「日本国憲法」(=第二次世界大戦後の憲法)は,1947年(昭和22年)5月3日に施行された。旧帝国議会に変わり,新しい国会も誕生した。同年5月20日に第1回国会が召集された。新しい憲法のもとでは,「国会は国権の最高機関で,唯一の立法機関である」(憲法第41条)と定められた。旧憲法のときは,主権は天皇にあり,議会は天皇の立法の協力機関にすぎないとされていた。新憲法は主権が国民にあることを宣言しているので,大きな違いがある。戦前と戦後とで,国会の立場も大きく変わった。
国会は, 衆議院1と 参議院2の2つで構成されている。この場合の「国会」は,議院・議場の意味である。両院の議員は,日本国民を代表する「国会議員」である。衆議院議員の定数は480人で,そのうちの300人は小選挙区制によって選ばれ,180人は比例代表制によって選ばれる。
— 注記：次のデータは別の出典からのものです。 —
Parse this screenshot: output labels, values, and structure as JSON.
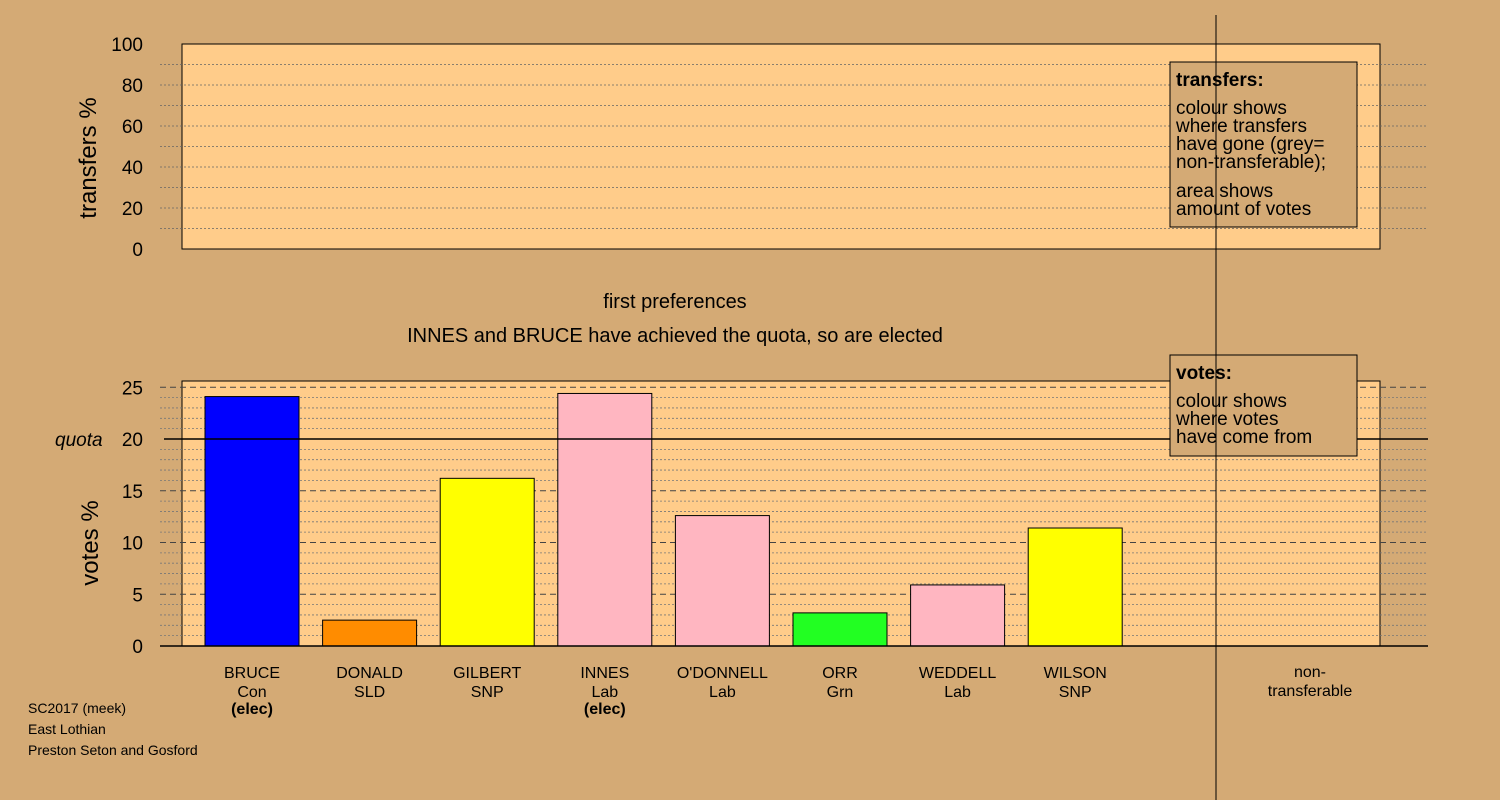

衆議院の比例代表制は,日本を11の地域に分けて,そこを選挙区とする制度である。また,衆議院議員の任期は,途中で解散が無ければ4年間である。一方,参議院議員の定数は,平成21年(2009年)の時点では242人である。96人は比例代表制によって選ばれ,ほかの146人は,都道府県を単位とする47の選挙区から選出される仕組みになっている。参議院に解散は無く,任期は6年間である。3年に一度,その中の半数が選挙によって交代する。
国会のいちばんの役目は,法律を制定することである。しかし,このほかにも,いろいろな役目がある。国家予算など財政に関する議決をすること,条約の締結を承認すること,憲法の改正を発議すること,内閣総理大臣を指名することなどである。国会の召集は内閣が決定する。
国会には3種類がある。つまり,常会・臨時会・特別会である。この場合,「国会」という単語は,「国の会議」といった意味になる。「常会」(通常国会)は,毎年1月に招集される。次の年度の国の総予算や,この予算を使うために必要な法律案を審議するための重要な「国会」である。常会の会期(=開催期間)は,開始から150日間と決められている。また,「臨時会」(臨時 国会)は,その名前のとおり,臨時に必要があるときに開催される。非常事態が起こったときなどに内閣が招集することができる。衆議院または参議院の議員の側から開催を要求することもできる。「特別会」(特別国会)は,衆議院が解散し,衆議院議員の総選挙が終わった後に招集される特別な国会である。臨時会と特別会の期間は,毎回異なる。会期は,常会は1回,特別会と臨時会は2回まで延長できることになっている。